Editor’s Note: This post was originally published on Jul. 7, 2021, and updated on Nov. 30, 2022 to ensure all content and links are up to date and accurate.
The first step most mobile teams take to improve their user experience is investing in a crash reporting or performance monitoring tool.
While these tools may help mobile teams identify about 80% of issues, roughly 20% of these issues still remain unsolvable either because they aren’t aware that they exist or because they don’t have the data to solve them.
As a result, your users may be complaining that there are errors with your app, even though your monitoring and crash reporting tools say that everything is working properly.
In addition, the mobile engineers don’t know where to start looking for errors in order to fix them as they don’t have the data to illuminate what’s going wrong.
For example, one of the largest e-commerce platforms in the United States had a crash affecting 1% of users on every release.
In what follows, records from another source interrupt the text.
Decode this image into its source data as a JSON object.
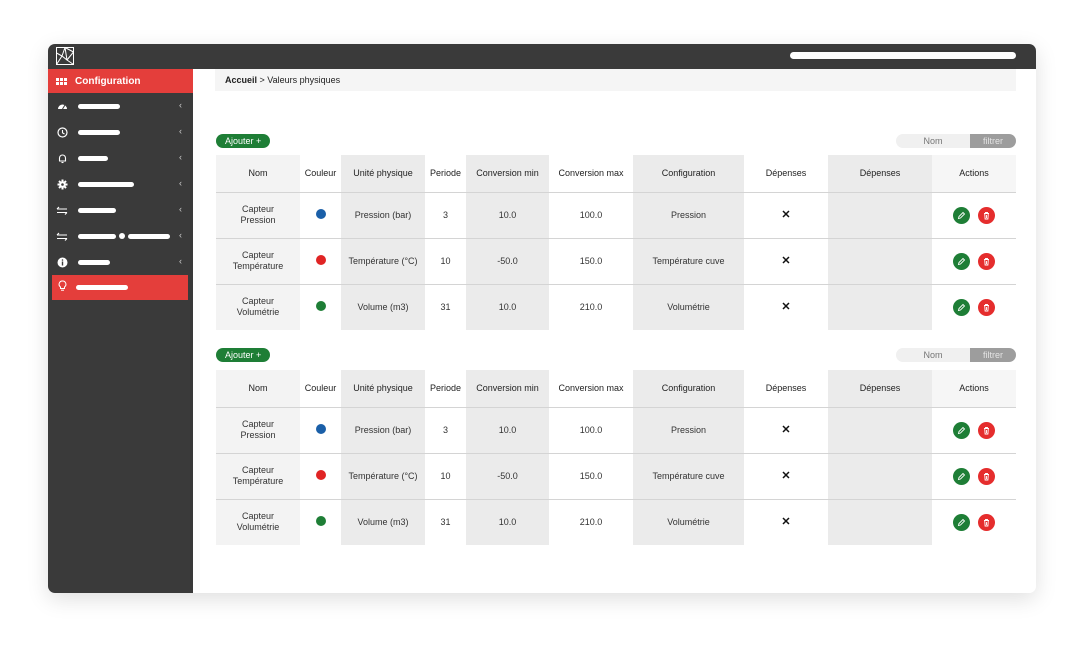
{
  "sidebar": {
    "active_label": "Configuration",
    "items": [
      {
        "icon": "dashboard-icon"
      },
      {
        "icon": "clock-icon"
      },
      {
        "icon": "bell-icon"
      },
      {
        "icon": "gear-icon"
      },
      {
        "icon": "transfer-icon"
      },
      {
        "icon": "transfer-icon"
      },
      {
        "icon": "info-icon"
      }
    ],
    "selected_icon": "lightbulb-icon"
  },
  "breadcrumb": {
    "home": "Accueil",
    "separator": " > ",
    "current": "Valeurs physiques"
  },
  "tables": [
    {
      "add_label": "Ajouter +",
      "filter_placeholder": "Nom",
      "filter_label": "filtrer",
      "headers": [
        "Nom",
        "Couleur",
        "Unité physique",
        "Periode",
        "Conversion min",
        "Conversion max",
        "Configuration",
        "Dépenses",
        "Dépenses",
        "Actions"
      ],
      "rows": [
        {
          "nom1": "Capteur",
          "nom2": "Pression",
          "color": "#1a5fa8",
          "unite": "Pression (bar)",
          "periode": "3",
          "cmin": "10.0",
          "cmax": "100.0",
          "config": "Pression",
          "dep1": "✕",
          "dep2": ""
        },
        {
          "nom1": "Capteur",
          "nom2": "Température",
          "color": "#e02424",
          "unite": "Température (°C)",
          "periode": "10",
          "cmin": "-50.0",
          "cmax": "150.0",
          "config": "Température cuve",
          "dep1": "✕",
          "dep2": ""
        },
        {
          "nom1": "Capteur",
          "nom2": "Volumétrie",
          "color": "#1e7e36",
          "unite": "Volume (m3)",
          "periode": "31",
          "cmin": "10.0",
          "cmax": "210.0",
          "config": "Volumétrie",
          "dep1": "✕",
          "dep2": ""
        }
      ]
    },
    {
      "add_label": "Ajouter +",
      "filter_placeholder": "Nom",
      "filter_label": "filtrer",
      "headers": [
        "Nom",
        "Couleur",
        "Unité physique",
        "Periode",
        "Conversion min",
        "Conversion max",
        "Configuration",
        "Dépenses",
        "Dépenses",
        "Actions"
      ],
      "rows": [
        {
          "nom1": "Capteur",
          "nom2": "Pression",
          "color": "#1a5fa8",
          "unite": "Pression (bar)",
          "periode": "3",
          "cmin": "10.0",
          "cmax": "100.0",
          "config": "Pression",
          "dep1": "✕",
          "dep2": ""
        },
        {
          "nom1": "Capteur",
          "nom2": "Température",
          "color": "#e02424",
          "unite": "Température (°C)",
          "periode": "10",
          "cmin": "-50.0",
          "cmax": "150.0",
          "config": "Température cuve",
          "dep1": "✕",
          "dep2": ""
        },
        {
          "nom1": "Capteur",
          "nom2": "Volumétrie",
          "color": "#1e7e36",
          "unite": "Volume (m3)",
          "periode": "31",
          "cmin": "10.0",
          "cmax": "210.0",
          "config": "Volumétrie",
          "dep1": "✕",
          "dep2": ""
        }
      ]
    }
  ]
}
However, they didn’t have the technical data to solve it. While their previous monitoring system could show them there was a failure, it couldn’t provide visibility into what was causing the failure to happen.
So how can mobile teams solve this issue?
A mobile data platform that provides observability is the answer to this dilemma. It provides the data that mobile engineers need to view all errors and performance issues and actually solve them.
It does this by collecting all data from every session and links them together into a timeline that provides useful context around the error or performance issue. This leads to faster fix times, more accurate performance metrics, and better error prioritization.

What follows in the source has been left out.